O poder de Ronaldo chega ao ponto de operar verdadeiros milagres da tolerância. Veja-se a conta no X de Pedro Frazão, deputado do Chega. Entre publicações que descrevem o Islão como “a religião da violência” ou que apontam à “submissão cultural”, o parlamentar elogiou o embaixador saudita. É fascinante como Cristiano tem a capacidade de levar os maiores islamofóbicos a não ficarem incomodados com o uso do capitão da seleção nacional por parte de uma ditadura árabe. A “invasão” não se aplica quando um português vai a Washington acompanhado por muçulmanos sunitas.
O que fará o madeirense com esta combinação?

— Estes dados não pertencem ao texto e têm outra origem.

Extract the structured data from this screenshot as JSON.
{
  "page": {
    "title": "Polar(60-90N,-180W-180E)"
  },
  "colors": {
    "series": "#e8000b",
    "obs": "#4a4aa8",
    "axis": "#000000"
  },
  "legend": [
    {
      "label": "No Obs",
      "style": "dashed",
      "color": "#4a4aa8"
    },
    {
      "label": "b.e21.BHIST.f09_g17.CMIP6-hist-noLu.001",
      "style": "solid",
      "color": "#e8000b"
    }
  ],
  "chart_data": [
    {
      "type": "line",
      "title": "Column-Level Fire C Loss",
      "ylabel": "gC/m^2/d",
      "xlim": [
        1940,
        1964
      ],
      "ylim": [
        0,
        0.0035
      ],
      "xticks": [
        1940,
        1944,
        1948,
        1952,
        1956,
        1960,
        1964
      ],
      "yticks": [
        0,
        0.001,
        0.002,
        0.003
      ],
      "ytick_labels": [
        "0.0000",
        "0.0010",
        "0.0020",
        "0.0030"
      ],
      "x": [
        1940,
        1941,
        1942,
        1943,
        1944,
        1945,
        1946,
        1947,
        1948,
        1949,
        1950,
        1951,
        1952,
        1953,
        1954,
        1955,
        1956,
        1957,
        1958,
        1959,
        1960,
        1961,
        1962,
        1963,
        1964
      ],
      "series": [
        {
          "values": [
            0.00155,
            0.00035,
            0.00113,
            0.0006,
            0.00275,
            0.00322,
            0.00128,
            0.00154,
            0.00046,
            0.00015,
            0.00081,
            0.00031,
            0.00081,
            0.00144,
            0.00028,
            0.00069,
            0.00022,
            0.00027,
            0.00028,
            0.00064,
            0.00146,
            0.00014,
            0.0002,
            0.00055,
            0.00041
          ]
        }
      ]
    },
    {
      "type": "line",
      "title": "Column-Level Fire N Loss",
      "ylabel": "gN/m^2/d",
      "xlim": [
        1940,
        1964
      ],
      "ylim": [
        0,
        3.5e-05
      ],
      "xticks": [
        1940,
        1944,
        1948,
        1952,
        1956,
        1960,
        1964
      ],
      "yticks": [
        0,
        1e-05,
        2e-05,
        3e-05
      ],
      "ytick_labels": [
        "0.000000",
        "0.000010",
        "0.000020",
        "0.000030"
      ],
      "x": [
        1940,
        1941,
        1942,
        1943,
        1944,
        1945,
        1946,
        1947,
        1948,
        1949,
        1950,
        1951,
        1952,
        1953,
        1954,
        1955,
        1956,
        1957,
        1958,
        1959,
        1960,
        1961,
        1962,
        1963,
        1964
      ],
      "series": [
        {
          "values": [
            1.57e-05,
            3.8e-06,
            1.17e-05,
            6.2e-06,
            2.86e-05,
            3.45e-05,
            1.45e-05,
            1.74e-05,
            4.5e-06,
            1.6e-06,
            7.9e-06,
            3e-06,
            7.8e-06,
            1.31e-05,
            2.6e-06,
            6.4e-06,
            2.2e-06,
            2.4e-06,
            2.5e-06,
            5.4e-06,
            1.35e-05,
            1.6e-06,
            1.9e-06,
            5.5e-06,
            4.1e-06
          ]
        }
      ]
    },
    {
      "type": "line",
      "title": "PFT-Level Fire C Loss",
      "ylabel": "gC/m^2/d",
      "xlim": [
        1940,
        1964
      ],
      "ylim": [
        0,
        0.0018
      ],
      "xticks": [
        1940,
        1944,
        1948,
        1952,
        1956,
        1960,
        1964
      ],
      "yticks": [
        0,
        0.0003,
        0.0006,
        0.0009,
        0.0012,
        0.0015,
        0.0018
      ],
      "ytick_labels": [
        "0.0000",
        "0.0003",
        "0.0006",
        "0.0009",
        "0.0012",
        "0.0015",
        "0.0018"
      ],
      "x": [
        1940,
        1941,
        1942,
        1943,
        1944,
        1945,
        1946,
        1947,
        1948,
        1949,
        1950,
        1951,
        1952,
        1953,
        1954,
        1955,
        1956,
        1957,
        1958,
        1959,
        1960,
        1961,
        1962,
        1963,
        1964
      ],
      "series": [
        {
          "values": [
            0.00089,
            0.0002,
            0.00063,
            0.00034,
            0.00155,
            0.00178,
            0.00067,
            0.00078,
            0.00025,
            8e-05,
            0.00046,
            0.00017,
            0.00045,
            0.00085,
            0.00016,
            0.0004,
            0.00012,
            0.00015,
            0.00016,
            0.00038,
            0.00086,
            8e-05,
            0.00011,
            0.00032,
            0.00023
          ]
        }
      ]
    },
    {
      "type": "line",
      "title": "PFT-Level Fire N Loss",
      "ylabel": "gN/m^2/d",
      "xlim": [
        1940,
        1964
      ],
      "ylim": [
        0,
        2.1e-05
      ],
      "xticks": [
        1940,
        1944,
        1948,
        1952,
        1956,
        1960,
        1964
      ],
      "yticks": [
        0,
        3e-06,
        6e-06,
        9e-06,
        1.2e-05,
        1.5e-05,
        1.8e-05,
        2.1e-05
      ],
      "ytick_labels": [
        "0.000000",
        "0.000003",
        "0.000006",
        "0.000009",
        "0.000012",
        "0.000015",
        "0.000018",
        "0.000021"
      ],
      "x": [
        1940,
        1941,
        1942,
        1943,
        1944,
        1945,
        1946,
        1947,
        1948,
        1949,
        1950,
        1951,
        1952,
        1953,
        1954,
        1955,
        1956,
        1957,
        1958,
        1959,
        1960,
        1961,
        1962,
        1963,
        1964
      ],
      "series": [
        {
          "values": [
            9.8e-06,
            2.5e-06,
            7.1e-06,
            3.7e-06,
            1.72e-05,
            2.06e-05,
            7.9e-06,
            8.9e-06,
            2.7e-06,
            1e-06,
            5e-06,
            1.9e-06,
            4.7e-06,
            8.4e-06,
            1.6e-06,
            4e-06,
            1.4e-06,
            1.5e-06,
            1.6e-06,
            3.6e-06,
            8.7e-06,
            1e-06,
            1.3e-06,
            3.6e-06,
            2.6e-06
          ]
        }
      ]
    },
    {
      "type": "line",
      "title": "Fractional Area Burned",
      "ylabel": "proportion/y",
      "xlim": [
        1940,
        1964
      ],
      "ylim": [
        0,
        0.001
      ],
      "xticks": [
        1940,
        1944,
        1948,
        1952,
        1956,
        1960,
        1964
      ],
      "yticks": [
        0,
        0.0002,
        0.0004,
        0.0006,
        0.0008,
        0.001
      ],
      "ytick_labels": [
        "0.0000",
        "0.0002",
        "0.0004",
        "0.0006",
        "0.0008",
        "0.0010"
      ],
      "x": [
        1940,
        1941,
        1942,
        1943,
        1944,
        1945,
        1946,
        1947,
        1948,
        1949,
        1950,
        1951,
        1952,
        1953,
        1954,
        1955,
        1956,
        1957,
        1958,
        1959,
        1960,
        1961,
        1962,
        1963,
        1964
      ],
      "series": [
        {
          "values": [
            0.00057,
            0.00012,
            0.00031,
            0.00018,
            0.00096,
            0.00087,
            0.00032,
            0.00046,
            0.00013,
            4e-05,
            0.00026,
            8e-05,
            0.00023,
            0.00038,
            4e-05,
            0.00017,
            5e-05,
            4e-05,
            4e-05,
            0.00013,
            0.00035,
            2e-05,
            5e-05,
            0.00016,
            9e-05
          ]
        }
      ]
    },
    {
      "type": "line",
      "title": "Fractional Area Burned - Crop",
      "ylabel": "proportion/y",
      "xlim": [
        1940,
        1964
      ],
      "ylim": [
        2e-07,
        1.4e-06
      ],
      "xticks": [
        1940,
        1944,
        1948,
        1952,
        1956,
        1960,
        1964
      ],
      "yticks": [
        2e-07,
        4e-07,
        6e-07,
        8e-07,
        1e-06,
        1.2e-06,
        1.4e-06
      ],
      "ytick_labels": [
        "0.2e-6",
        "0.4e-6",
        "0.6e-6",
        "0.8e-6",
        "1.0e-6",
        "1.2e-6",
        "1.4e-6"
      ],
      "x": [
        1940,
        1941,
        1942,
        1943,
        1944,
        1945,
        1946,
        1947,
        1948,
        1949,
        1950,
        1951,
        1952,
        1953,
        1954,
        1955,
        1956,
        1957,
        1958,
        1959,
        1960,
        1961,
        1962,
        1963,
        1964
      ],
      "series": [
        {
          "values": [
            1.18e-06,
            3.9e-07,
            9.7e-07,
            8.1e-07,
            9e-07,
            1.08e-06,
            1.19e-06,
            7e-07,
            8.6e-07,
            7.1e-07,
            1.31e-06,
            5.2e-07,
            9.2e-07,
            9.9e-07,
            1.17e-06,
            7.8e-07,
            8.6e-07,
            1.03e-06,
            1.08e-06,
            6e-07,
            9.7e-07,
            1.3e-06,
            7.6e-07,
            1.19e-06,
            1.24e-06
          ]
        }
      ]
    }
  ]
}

Poder, dinheiro, seguidores acríticos, poder, fama, amigos nos lugares certos, controlo de órgãos de comunicação social, poder. Familiar?
A semana passada abriu o Mundial MAGA. Será Trump, Trump, Trump, muito Trump, muito Trump com Infantino. Trump com Ronaldo, com a ajuda da IA (se certos jogadores não marcarem no Mundial, não há problema, faz-se uns vídeos com IA e ninguém nota), Trump com Infantino.
Trump com MBS. Bin Salman tornou-se uma das pessoas mais importantes do futebol mundial, investidor no Mundial de Clubes, anfitrião do Mundial 2034, num jogo em que Portugal, com o esquema de 2030, também participou.
Venda armas. Negócios no imobiliário. Geopolítica. E Ronaldo. Onde entra Cristiano entre isto tudo? Ele tem todas as condições para não sair das nossas vidas durante décadas. O que quererá fazer? Os salões do poder podem ser muito sedutores. Os corredores da Casa Branca terão feito despertar vontades que já vinham surgindo?
O futuro próximo será a perseguir o golo 1.000. Virá o Mundial 2026, o regresso triunfal de Ronaldo aos EUA, o mercado onde sempre se achou que ele tão bem encaixaria, mas de onde se afastou. E depois? E quando Cristiano decidir que já chega de jogar, que já não lhe apetece marcar golos a quem ninguém presta muita atenção pelo Al-Nassr e ser sempre titular pela seleção? Talvez nem o madeirense saiba, mas há um universo de opções. Não passaria pela cabeça de José Dinis e Dolores que Cristiano, Ronaldo por causa de Reagan, fosse ter esta vida.